In September 2010, I was asked to give a talk at the Unity Church in Pomona as part of a series of events to promote peace and interfaith understanding. (see http://www.unityofpomona.org/ ) Here are some excerpts from that talk, plus a link in case you want to read it in its entirety. —Anthony Manousos
When I became a Quaker twenty five years ago, I had a deep yearning for peace—inner peace and peace in the world. And I became involved in various peace ventures, including a book project that was jointly edited and published in the Soviet Union and the United States…. While I yearned for and worked for peace, I wasn’t a particularly peaceful person.

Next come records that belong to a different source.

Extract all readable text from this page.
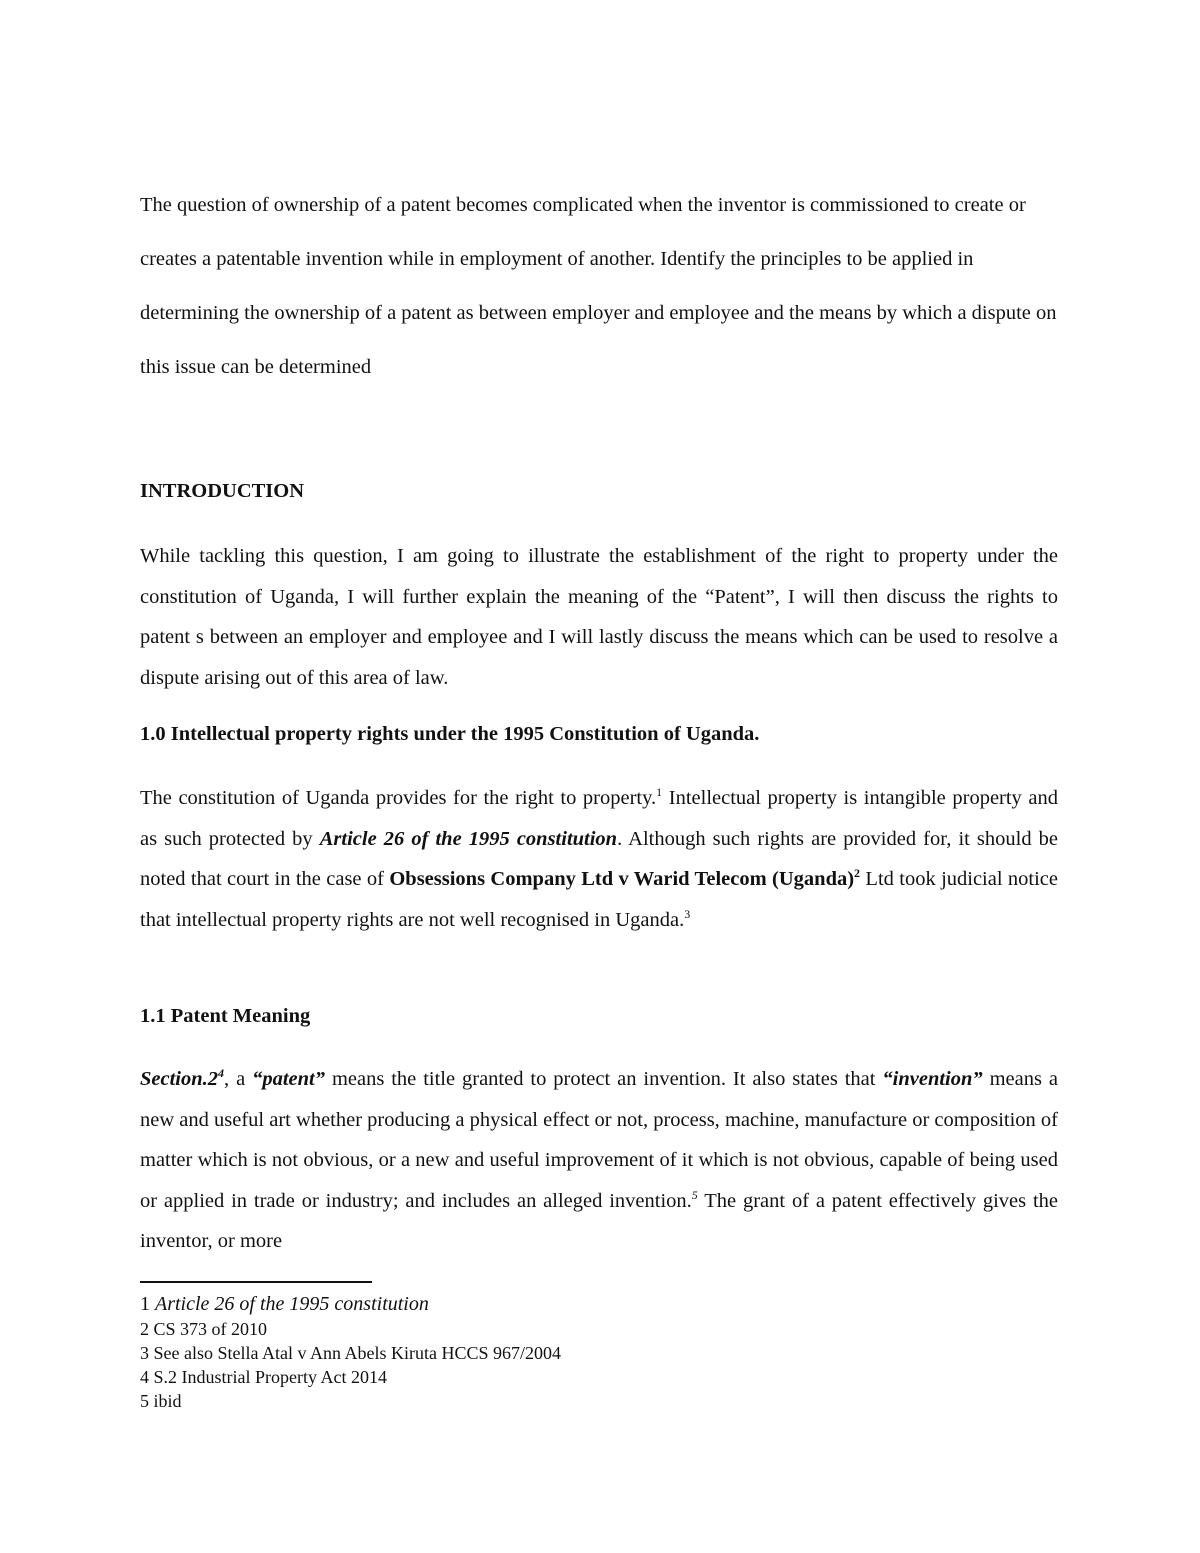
The question of ownership of a patent becomes complicated when the inventor is commissioned to create or creates a patentable invention while in employment of another. Identify the principles to be applied in determining the ownership of a patent as between employer and employee and the means by which a dispute on this issue can be determined

INTRODUCTION

While tackling this question, I am going to illustrate the establishment of the right to property under the constitution of Uganda, I will further explain the meaning of the “Patent”, I will then discuss the rights to patent s between an employer and employee and I will lastly discuss the means which can be used to resolve a dispute arising out of this area of law.

1.0 Intellectual property rights under the 1995 Constitution of Uganda.

The constitution of Uganda provides for the right to property.$^1$ Intellectual property is intangible property and as such protected by Article 26 of the 1995 constitution. Although such rights are provided for, it should be noted that court in the case of Obsessions Company Ltd v Warid Telecom (Uganda)$^2$ Ltd took judicial notice that intellectual property rights are not well recognised in Uganda.$^3$

1.1 Patent Meaning

$Section.2^4$, a “patent” means the title granted to protect an invention. It also states that “invention” means a new and useful art whether producing a physical effect or not, process, machine, manufacture or composition of matter which is not obvious, or a new and useful improvement of it which is not obvious, capable of being used or applied in trade or industry; and includes an alleged invention.$^5$ The grant of a patent effectively gives the inventor, or more

1 Article 26 of the 1995 constitution

2 CS 373 of 2010

3 See also Stella Atal v Ann Abels Kiruta HCCS 967/2004

4 S.2 Industrial Property Act 2014

5 ibid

I had strong opinions, very thin skin, and a rather large ego. I had good intentions of course, but you all know where good intentions can lead.
I think many of us enjoy conflict more than we care to admit. If not, why would Hollywood movies about conflict be so popular? Why would books and newspapers and news casts about conflict attract us?
I would go so far as to say that we Americans, like many other peoples in the world, are addicted to conflict, and to war.
We need to recognize this unpleasant fact, and admit it, if we are going to change. As long as we claim to be peace-loving people, and yet spend more than all the rest of the world combined on military weapons, we aren’t going to change.
Furthermore, unless each of us recognizes and takes ownership of the conflict in our own lives, we aren’t going to change and we aren’t going to make a difference as peace makers.
Over the years, I have practiced techniques that have helped me to deal with conflict in productive ways, and I invite you to try these techniques.
· A daily practice of prayer and meditation.
· Fasting during Ramadan and/or other times—fasting slows us down and helps us to feel more empathy for the poor and needy.
· Giving up meat and alcohol. This is good for one’s health, good for the environment and good for one’s soul.
· Practicing Compassionate Listening and Nonviolent Communication. I’ve studied these techniques and I can testify they help enormously.
The best practice I know for peace making is to not cling to one’s personal opinions, to listen non-judgmentally to others, and to center down as much as possible in deep stillness where there is true peace.
All these techniques have helped to free me from my addiction to conflict, but I still have much to learn. Becoming a peace maker is a life-long task, like learning to play a musical instrument.
Becoming a part of the interfaith movement or any religious community doesn’t mean our conflicts end. It doesn’t mean that every meeting we hold ends with us singing kumbaya. What it means is that we are committed to dealing with conflict in a way that leads to harmony.
Harmony doesn’t mean unity. When an orchestra plays together, everyone doesn’t play the same notes or the same instrument. Members of the orchestra play different instruments and different notes, but they play in harmony. Or at least they try. Harmony is the goal. To achieve this goal, we should keep in mind the old joke about a man who asked a New Yorker. How do you get to Carnegie Hall? The New Yorker responded: “Practice, practice, practice.”
Conflicts are an opportunity to put into practice our religious teachings and convictions. Look at how the interfaith community has rallied together to respond to the conflict over opposition to the mosque in lower Manhattan. Or plans to build a mosque in Temecula. Or the threat to burn the Quran. Each of these challenges has brought us closer together and strengthened our bonds of friendship and trust.
Even more challenging are conflicts within our organizations. Every peace group I know that does serious work faces internal conflicts and challenges. And if we can deal with conflicts in an honest and compassionate way, we become stronger, not weaker.